Made for mass production
As the market continues to take off in line with battery technology, automakers will need to adapt motor designs to suit higher volume production. One way is by selecting windings that permit a high degree of manufacturing automation. OEMs will also need to analyse manufacturing processes to ensure high quality.
“There are plenty of manufacturers out there that are able to produce electric motors in high volumes but the challenge is meeting automotive levels of quality,” Professor Greenwood comments.
Certain ways of cutting laminated steels, for example, are known to negatively affect their magnetic properties, which reduces the efficiency of the electric machine.
“It’s not just about designing a good machine but designing one that when mass-produced still delivers on its original promise,” he adds.
New opportunities for the coil winding community
The growth of the HEV and EV market is good news not only for the automotive industry but all involved in the business of coil winding.
“HEV and EVs are now starting to account for four to five percent of all vehicle sales in some months, which means we are no longer just selling to early adopters but to real customers. This is the point at which volumes can really change, opening up supply chain opportunities for a whole range of organisations, who perhaps weren’t selling to the automotive industry before but now could – if they can design their products and services to meet the cost, volume and quality requirements of that market,” Professor Greenwood explains.
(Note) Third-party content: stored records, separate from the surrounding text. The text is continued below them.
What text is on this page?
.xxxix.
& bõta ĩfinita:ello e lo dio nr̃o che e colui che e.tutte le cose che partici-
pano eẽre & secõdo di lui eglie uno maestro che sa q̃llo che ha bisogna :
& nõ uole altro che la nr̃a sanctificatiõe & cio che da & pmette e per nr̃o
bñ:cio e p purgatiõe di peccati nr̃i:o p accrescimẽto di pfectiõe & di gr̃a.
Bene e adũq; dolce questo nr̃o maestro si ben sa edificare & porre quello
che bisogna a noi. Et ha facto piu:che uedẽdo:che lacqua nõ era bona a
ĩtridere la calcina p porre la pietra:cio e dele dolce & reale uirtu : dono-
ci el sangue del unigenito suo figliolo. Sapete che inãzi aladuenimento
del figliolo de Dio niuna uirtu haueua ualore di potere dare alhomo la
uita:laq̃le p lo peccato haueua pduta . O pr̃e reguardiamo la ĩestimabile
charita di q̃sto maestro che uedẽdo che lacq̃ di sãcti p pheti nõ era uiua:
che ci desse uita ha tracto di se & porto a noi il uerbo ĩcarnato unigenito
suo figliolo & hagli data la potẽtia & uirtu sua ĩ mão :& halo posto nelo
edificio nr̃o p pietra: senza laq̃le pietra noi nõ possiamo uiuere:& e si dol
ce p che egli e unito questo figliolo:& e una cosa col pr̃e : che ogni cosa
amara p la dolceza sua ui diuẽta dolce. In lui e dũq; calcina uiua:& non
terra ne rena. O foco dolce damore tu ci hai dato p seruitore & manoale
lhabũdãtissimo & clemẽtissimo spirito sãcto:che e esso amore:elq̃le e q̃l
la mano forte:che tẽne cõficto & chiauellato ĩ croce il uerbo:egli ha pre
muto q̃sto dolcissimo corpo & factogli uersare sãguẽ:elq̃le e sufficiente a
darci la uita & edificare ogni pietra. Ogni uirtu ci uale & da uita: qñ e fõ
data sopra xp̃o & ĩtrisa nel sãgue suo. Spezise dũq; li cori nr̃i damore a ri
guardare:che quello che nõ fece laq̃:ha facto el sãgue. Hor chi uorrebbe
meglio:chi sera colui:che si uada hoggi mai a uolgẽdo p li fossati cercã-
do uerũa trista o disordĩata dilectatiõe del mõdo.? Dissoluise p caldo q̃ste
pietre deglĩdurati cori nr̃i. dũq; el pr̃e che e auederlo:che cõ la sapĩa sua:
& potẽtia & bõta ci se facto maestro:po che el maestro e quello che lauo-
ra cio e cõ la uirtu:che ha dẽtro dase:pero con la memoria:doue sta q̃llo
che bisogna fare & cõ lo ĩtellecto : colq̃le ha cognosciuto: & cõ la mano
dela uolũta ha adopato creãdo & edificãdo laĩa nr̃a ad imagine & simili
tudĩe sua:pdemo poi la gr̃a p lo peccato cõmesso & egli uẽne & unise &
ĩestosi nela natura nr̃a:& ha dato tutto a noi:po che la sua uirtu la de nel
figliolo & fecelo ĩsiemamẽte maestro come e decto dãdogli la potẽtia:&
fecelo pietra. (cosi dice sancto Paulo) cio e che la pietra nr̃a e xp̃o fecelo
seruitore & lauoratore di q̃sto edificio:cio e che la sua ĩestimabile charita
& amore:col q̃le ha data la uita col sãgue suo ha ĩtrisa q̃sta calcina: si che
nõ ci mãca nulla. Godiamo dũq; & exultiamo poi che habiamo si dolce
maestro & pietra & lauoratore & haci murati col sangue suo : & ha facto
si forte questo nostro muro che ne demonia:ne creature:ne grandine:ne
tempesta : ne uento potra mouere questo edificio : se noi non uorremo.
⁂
Professor Greenwood will be approaching this audience at CWIEME Berlin (Coil Winding, Insulation & Electrical Manufacturing Exhibition) in a seminar entitled ‘Roadmapping the EV future: Battery technology, mass manufacturing and the prospects ahead for energy storage’ on Tuesday 21st June 12:20-13:00. He will also be taking part in a CWIEME panel discussion on electric vehicle technology alongside automotive OEMs and their suppliers on Thursday 22nd June 09:30-10:30.
“Many of the speakers in the conference programme will be focussing on the specifics of electric motor design. My session aims to provide a context to these topics – what the market is going to look like and the factors driving it,” he concludes.
Academia meets industry
Professor David Greenwood leads the advanced population systems team at WMG with a focus on energy storage (battery systems), energy conversion (electric machines and power electronics) and energy management. He also provides academic leadership for the development of R&D activities within the UK’s National Automotive Innovation Centre, serves as a board member for the Low Carbon Vehicle Partnership (LowCVP) and the Avanced Propulsion Centre (APC), and is a member of the Automotive Council Technology Group and the Energy Scienfic Advisory Committee.
Prior to joining the University of Warwick, Professor Greenwood was head of hybrid and electric systems for Ricardo UK Ltd., preparing automotive industry technology roadmaps and research priorities for the New Automotive Innovation and Growth Team (NAIGT), Technology Strategy Board (TSB) and Automotive Council.